Beinahe hätte sie laut aufgelacht, so verrückt war das alles.
Der heilige Judas möge mir gnädig sein, betete sie. Ihr Herz pochte so heftig, dass sie es von den Ohren bis in die Zehen spürte. Sie strich über ihr Kleid, die Hand zitterte.
»Ruft die Männer zurück.«
Fulk fuhr herum und starrte sie an. »Mylady?«
»Ruft sie zurück.« Sie wies auf den einsamen Reiter auf der Hügelkuppe. »Wisst Ihr, wer er ist?«
Er nickte. »Ja. Sauvage.«
Ihr Arm sank herunter. »Ihr kennst ihn also«, sagte sie tonlos. »Ihr kennt Griffyn Sauvage.«
Fulk zuckte mit den Schultern. »Ich habe lange Jahre Eurem Vater gedient, Lady Gwyn. Auch schon vor Eurer Geburt.«
»Dann wisst Ihr, dass es eine Vergangenheit gibt, die unser beider Familien betrifft.«
Er wich ihrem Blick aus. »Ein wenig, ja.«
»Ein wenig«, wiederholte sie. »Verratet mir eins, Fulk«, verlangte sie von ihm. »Wie könnt Ihr glauben, wir könnten standhalten, wenn Griffyn Sauvage und seine Armee auf Everoot zumarschieren?«
Fulk blickte über die Zinnen. Dann zuckte er wieder mit den Schultern. Aber das nervöse Augenblinzeln, das sein Schulterzucken begleitete, verriet ihn. Er wusste, wie es um Everoot stand. Sie würden kämpfen. Und sie würden verlieren.
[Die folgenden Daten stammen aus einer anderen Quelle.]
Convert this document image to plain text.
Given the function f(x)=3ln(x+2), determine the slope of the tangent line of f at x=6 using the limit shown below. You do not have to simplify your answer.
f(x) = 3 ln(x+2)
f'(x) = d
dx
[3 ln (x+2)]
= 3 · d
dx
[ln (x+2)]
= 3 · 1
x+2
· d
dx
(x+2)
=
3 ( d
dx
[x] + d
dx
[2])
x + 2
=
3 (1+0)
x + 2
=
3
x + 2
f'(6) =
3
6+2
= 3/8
Doch Gwyn dachte bereits an die Zukunft. Sie würde die Tore öffnen lassen. Das war besser, als Griffyn dazu zu zwingen, die Mauern niederzurennen. Eine offene Feldschlacht würde ihm nur noch mehr Gründe liefern, wie ein Feuersturm in der Burg zu wüten und alles in Besitz zu nehmen. Sie musste verhindern, dass er den Prinzen fand. Deshalb würde sie die Tore öffnen und so tun, als würde sie sich ergeben.
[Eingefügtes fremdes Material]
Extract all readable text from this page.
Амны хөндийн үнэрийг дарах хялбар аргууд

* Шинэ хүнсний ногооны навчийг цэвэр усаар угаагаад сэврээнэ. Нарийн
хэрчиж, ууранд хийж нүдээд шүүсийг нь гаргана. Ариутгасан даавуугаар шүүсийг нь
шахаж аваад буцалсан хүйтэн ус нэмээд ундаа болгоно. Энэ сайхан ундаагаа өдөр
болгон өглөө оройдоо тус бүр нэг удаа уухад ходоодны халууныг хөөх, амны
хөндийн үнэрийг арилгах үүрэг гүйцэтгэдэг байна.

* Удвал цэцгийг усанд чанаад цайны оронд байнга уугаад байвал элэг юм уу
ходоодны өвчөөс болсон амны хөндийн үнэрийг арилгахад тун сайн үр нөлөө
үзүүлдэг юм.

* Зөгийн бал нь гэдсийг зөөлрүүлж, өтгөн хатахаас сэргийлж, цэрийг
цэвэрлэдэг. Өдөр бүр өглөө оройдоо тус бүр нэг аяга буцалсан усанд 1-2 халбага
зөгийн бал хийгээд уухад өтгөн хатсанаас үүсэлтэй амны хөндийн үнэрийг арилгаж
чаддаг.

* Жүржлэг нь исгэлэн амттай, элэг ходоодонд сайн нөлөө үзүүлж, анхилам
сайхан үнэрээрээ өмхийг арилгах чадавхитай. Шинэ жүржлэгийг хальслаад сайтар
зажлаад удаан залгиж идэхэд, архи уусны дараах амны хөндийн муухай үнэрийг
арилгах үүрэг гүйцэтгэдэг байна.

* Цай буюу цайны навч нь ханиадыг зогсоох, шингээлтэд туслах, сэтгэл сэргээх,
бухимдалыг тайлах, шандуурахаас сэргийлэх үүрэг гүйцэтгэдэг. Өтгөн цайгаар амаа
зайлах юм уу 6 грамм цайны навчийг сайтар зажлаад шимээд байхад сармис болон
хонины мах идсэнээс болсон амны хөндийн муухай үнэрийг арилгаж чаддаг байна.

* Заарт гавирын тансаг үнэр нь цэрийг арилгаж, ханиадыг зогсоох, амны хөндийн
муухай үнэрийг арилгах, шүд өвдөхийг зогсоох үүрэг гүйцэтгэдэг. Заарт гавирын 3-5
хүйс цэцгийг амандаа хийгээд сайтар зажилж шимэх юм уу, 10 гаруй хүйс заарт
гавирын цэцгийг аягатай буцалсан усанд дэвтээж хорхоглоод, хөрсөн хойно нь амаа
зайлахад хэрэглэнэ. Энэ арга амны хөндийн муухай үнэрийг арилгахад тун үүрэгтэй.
Ich werde die Kapitulation vortäuschen, sagte sie sich. Mich verstellen. Ich mache es nicht wirklich.
Sie würde nicht dem erliegen, dem sie schon einmal erlegen war: weder seiner Leidenschaft noch seiner Freundlichkeit und schon gar nicht diesem Gefühl der Hoffnung, das er in ihr geweckt hatte. War dies nicht das Gewicht ihrer Buße, das sie schließlich in die Knie zwang?
Hatte sie denn geglaubt, es würde einfach werden?
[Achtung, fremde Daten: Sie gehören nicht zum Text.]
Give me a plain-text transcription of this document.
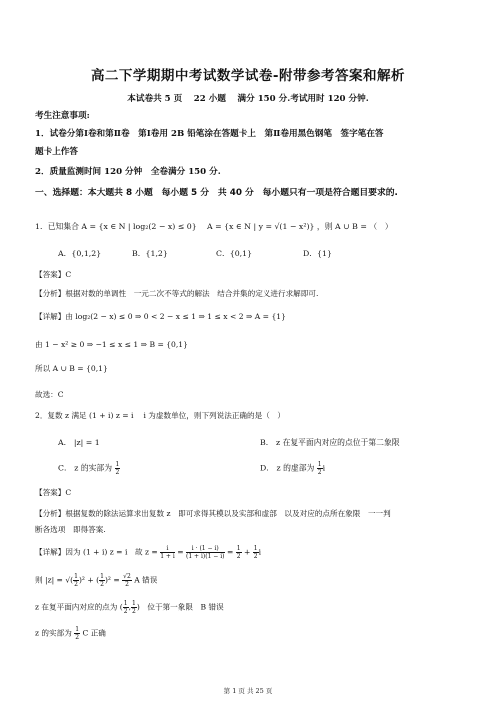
高二下学期期中考试数学试卷-附带参考答案和解析
本试卷共 5 页　 22 小题　 满分 150 分.考试用时 120 分钟.
考生注意事项:
1．试卷分第Ⅰ卷和第Ⅱ卷　第Ⅰ卷用 2B 铅笔涂在答题卡上　第Ⅱ卷用黑色钢笔　签字笔在答
题卡上作答
2．质量监测时间 120 分钟　全卷满分 150 分.
一、选择题：本大题共 8 小题　每小题 5 分　共 40 分　每小题只有一项是符合题目要求的.
1．已知集合 A = {x ∈ N | log₂(2 − x) ≤ 0}　 A = {x ∈ N | y = √(1 − x²)} ，则 A ∪ B = （　）
A．{0,1,2}	B．{1,2}	C．{0,1}	D．{1}
【答案】C
【分析】根据对数的单调性　一元二次不等式的解法　结合并集的定义进行求解即可.
【详解】由 log₂(2 − x) ≤ 0 ⇒ 0 < 2 − x ≤ 1 ⇒ 1 ≤ x < 2 ⇒ A = {1}
由 1 − x² ≥ 0 ⇒ −1 ≤ x ≤ 1 ⇒ B = {0,1}
所以 A ∪ B = {0,1}
故选：C
2．复数 z 满足 (1 + i) z = i　 i 为虚数单位，则下列说法正确的是（　）
A． |z| = 1	B． z 在复平面内对应的点位于第二象限
C． z 的实部为 $\frac{1}{2}$	D． z 的虚部为 $\frac{1}{2}$ i
【答案】C
【分析】根据复数的除法运算求出复数 z　即可求得其模以及实部和虚部　以及对应的点所在象限　一一判
断各选项　即得答案.
【详解】因为 (1 + i) z = i　故 $z = \frac{i}{1 + i} = \frac{i \cdot (1 - i)}{(1 + i)(1 - i)} = \frac{1}{2} + \frac{1}{2}$ i
则 |z| = √( $\frac{1}{2} )^2$ + ( $\frac{1}{2} )^2 = \frac{√2}{2}$ A 错误
z 在复平面内对应的点为 ( $\frac{1}{2}$ , $\frac{1}{2}$ )　位于第一象限　B 错误
z 的实部为 $\frac{1}{2}$ C 正确
第 1 页 共 25 页
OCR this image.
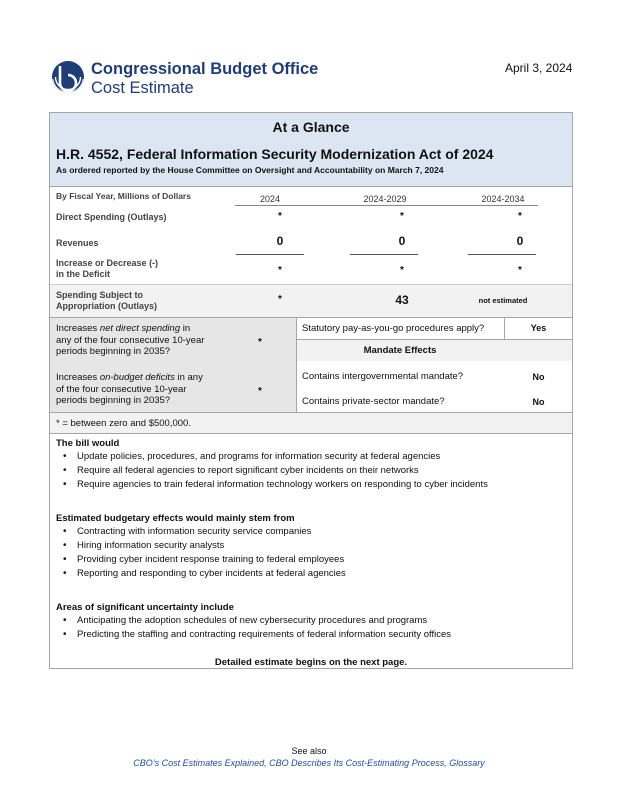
Congressional Budget Office
Cost Estimate
April 3, 2024
At a Glance
H.R. 4552, Federal Information Security Modernization Act of 2024
As ordered reported by the House Committee on Oversight and Accountability on March 7, 2024
By Fiscal Year, Millions of Dollars	2024	2024-2029	2024-2034
Direct Spending (Outlays)	*	*	*
Revenues	0	0	0
Increase or Decrease (-)
in the Deficit	*	*	*
Spending Subject to
Appropriation (Outlays)
*	43	not estimated
Increases net direct spending in
any of the four consecutive 10-year
periods beginning in 2035?
*
Increases on-budget deficits in any
of the four consecutive 10-year
periods beginning in 2035?
*
Statutory pay-as-you-go procedures apply?	Yes
Mandate Effects
Contains intergovernmental mandate?	No
Contains private-sector mandate?	No
* = between zero and $500,000.
The bill would
• Update policies, procedures, and programs for information security at federal agencies
• Require all federal agencies to report significant cyber incidents on their networks
• Require agencies to train federal information technology workers on responding to cyber incidents
Estimated budgetary effects would mainly stem from
• Contracting with information security service companies
• Hiring information security analysts
• Providing cyber incident response training to federal employees
• Reporting and responding to cyber incidents at federal agencies
Areas of significant uncertainty include
• Anticipating the adoption schedules of new cybersecurity procedures and programs
• Predicting the staffing and contracting requirements of federal information security offices
Detailed estimate begins on the next page.
See also
CBO’s Cost Estimates Explained, CBO Describes Its Cost-Estimating Process, Glossary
»Ich möchte nicht, dass unsere Männer sinnlos sterben«, erklärte sie Fulk. »Und ich halte es nicht für klug, Sauvage mehr als nötig zu erz...« Sie verstummte. Was denn?
Wie konnte sie ihn noch mehr erzürnen? Er schien sie bereits über alle Maßen hassen. »Ruft sie zurück und lasst die Tore öffnen. Wir ergeben uns.«
Fulk nickte finster. »Ja, Mylady.« Er eilte davon und brüllte seine Befehle.
Gwyn sah ihm nach. Ihr Herz stolperte, ihr Blut strömte eiskalt durch ihren Körper.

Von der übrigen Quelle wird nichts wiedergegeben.